Thursday 17 December 2009

Banok Karima: the Baloch Leila Khaled


(By Malik Siraj Akbar)

The Frontier Corps (FC) injured several political activists and one journalist in Turbat district on Friday in a clash in front of headquarters of Mekran Scouts in a sit-in that demanded the release of a freshly arrested Baloch writer and his son in Thump area.

According to the details, hundreds of Baloch women hailing from four towns of Turbat staged a sit-in in front of the district headquarter of the Mekran Scouts, a wing of the Frontier Corps (FC), to condemn the raid and subsequent arrest of a prominent Balochi language writer Ali Jan Quomi and his son Mujahid Quomi.

The raid had taken place in Thump area at Sehri times after the killing of two personnel of the Frontier Corps in an attack by the activists of the Baloch Republican Army (BRA) in the same area.

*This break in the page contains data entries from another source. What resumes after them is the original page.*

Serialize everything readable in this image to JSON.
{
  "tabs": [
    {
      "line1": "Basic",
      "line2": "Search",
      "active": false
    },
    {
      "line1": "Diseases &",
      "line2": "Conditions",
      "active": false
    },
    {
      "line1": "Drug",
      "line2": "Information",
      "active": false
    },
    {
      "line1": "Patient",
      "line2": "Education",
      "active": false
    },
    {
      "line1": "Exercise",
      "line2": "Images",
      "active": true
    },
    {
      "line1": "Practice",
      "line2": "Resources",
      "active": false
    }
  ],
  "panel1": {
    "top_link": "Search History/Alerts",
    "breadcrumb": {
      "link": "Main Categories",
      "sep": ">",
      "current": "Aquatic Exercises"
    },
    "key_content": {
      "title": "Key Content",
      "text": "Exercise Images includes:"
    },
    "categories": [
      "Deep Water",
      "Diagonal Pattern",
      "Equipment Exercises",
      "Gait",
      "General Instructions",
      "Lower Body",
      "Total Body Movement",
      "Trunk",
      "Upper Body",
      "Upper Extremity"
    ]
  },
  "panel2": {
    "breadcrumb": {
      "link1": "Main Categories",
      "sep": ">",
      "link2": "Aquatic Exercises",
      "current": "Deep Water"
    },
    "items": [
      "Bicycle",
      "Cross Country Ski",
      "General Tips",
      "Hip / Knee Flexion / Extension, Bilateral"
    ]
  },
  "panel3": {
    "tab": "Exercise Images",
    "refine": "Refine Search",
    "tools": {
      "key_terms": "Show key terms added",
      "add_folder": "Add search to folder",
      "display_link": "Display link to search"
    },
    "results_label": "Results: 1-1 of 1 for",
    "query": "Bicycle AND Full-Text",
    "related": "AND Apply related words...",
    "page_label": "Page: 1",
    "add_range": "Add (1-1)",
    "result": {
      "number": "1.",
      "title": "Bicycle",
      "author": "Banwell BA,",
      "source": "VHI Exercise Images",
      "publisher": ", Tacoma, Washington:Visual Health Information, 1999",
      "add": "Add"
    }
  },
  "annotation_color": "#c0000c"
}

The attack on the FC team had also killed one of the attackers, Mir Jan Meeral, who was identified as a renowned Balochi language poet.

Karima Baloch, who led the rally, told this writer that the Baloch women had taken out a peaceful demonstration in front of the FC headquarters in Turbat to condemn the raid on the house of Quomi who had been shifted to an unknown location along with his young son.

Over the years, Karima Baloch has emerged as the Leila Khaled of Balochistan. On June 3, 2009, an anti terrorist court sentenced her for three years and imposed a penalty of 150 thousand Pakistani rupees under section 123,124 of Pakistan's law. She rose as a steadfast face of resistance in the Baloch movement after actively campaigning for the release of all missing persons in Balochistan along with the female leaders of Baloch Women's Panel. In fact, the Baloch Women's Panel comprises of women fromBalochistan whose relatives went “missing'' during the military regime of Pervez Musharraf. They are still striving to get their beloved relatives resurfaced.

Restrictions and punishments have not deterred the spirit of Karima Banok as she mobilized the women of Thump to come on the streets to protest the arrest of a Balochi language writer and his son.

I must confess that Mand is the land of brave Baloch daughters. Its daughters have impressively brightened the name of this small Pak-Iran border town. For some Zubida Jalal, the former federal education minister and a current member of Pakistan's National Assembly, and for the revolutionaries Banok Karima Baloch are role models. History cannot overlook both these brave daughters of Mand who rose from middle class families and got themselves recognized across the country and internationally. Mind you, the Zubida Jalal who remarkably impressed me is the one who ran a school for Baloch girls in her highly backward area, not the one who consolidated the hands of a military dictator who killed hundreds of people in Balochistan.